Quand on entre au 22, rue Garcia Lorca, la porte est ouverte aux quatre vents. À l’intérieur, des fissures béantes se forment. Des hordes de pigeons se servent des balcons communs comme toilettes depuis quelques années. L’état de délabrement saute aux yeux. Brandao, portugais comme la majorité des habitants, loge au premier étage depuis cinq ans. Lorsqu’on le rencontre, ce 3 mai, il pleut des cordes et le maçon nous accueille avec une épaisse doudoune sur les épaules. Le radiateur électrique est éteint : « cela me coûte trop cher », dit-il avec un sourire amer et le regard grave. Aux côtés de Brandao, Sergio, sa femme Delmira et Maria habitent aussi l’immeuble.

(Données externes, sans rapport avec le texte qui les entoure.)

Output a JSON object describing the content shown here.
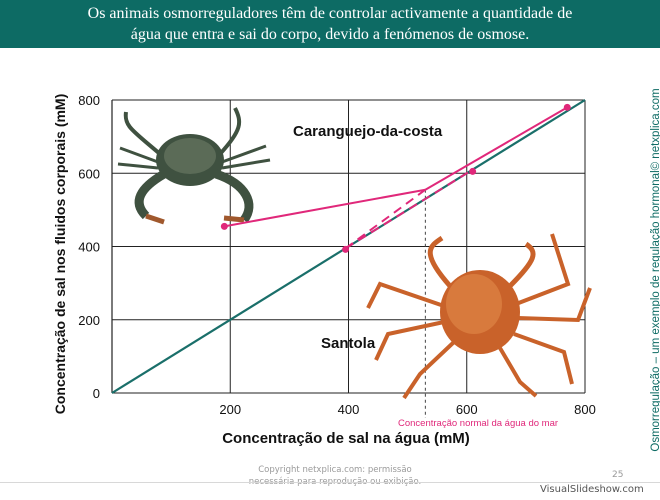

Tous les quatre mettent en cause l’état général du bâtiment. En 2012, quand Brandao emménage, « tous les murs étaient pourris. J’ai donc tout refait, le faux plafond moulé, la peinture bleu azur aux murs. Simone Prêttre, la propriétaire, n’a jamais rien donné pour cela. » Malgré le vernis, les défauts de ce taudis apparaissent rapidement au cours des ans. Les champignons ont envahi l’appartement de Brandao, jusqu’à ronger de nombreuses fringues. Une fois, leur logement a failli brûler. Sergio et Delmira racontent : « Faute de ramonage réalisé par la proprio, le conduit extérieur s’est obstrué ». Depuis, ils se chauffent avec un poêle à pétrole. Au-delà des problèmes de chaque appartement, les parties communes sont aussi touchées. Les jours de pluie, la cave de l’immeuble ressemble à un marais, faute d’évacuation d’eau. « La dernière fois, on a écopé avec ce qu’on avait sous la main », continue Brandao. De même, les pigeons représentent un problème sanitaire majeur. Rois des airs dans le quartier Champberton, les dizaines de volatiles se réunissent sur les balcons communs de la montée d’immeuble où les déjections s’entassent sur plusieurs centimètres. Un spécimen en cours de décomposition y a même trouvé sa dernière demeure. Événement banal au 22, rue Garcia Lorca.
La Baronne sans parole
Simone Prêttre-Nachmann a hérité de cet immeuble qui appartenait à ses parents depuis les années 60. Quand elle vient voir ses locataires, dont certains vivent là depuis des dizaines d’années, c’est seulement pour relever les compteurs. Chaque mois, elle part avec son 4x4 de sa maison de Corenc, emprunte la rocade, et prend la sortie n° 4 pour Saint-Martin-d’Hères. Elle salue les habitants, récupère ses chèques et son liquide et rebrousse chemin. Le magot mensuel est compliqué à évaluer puisque le loyer varie selon la tête du client. Brandao l’assure : « Je paie 380 €. En face, elle demande 420 € », alors que les appartements disposent de la même surface.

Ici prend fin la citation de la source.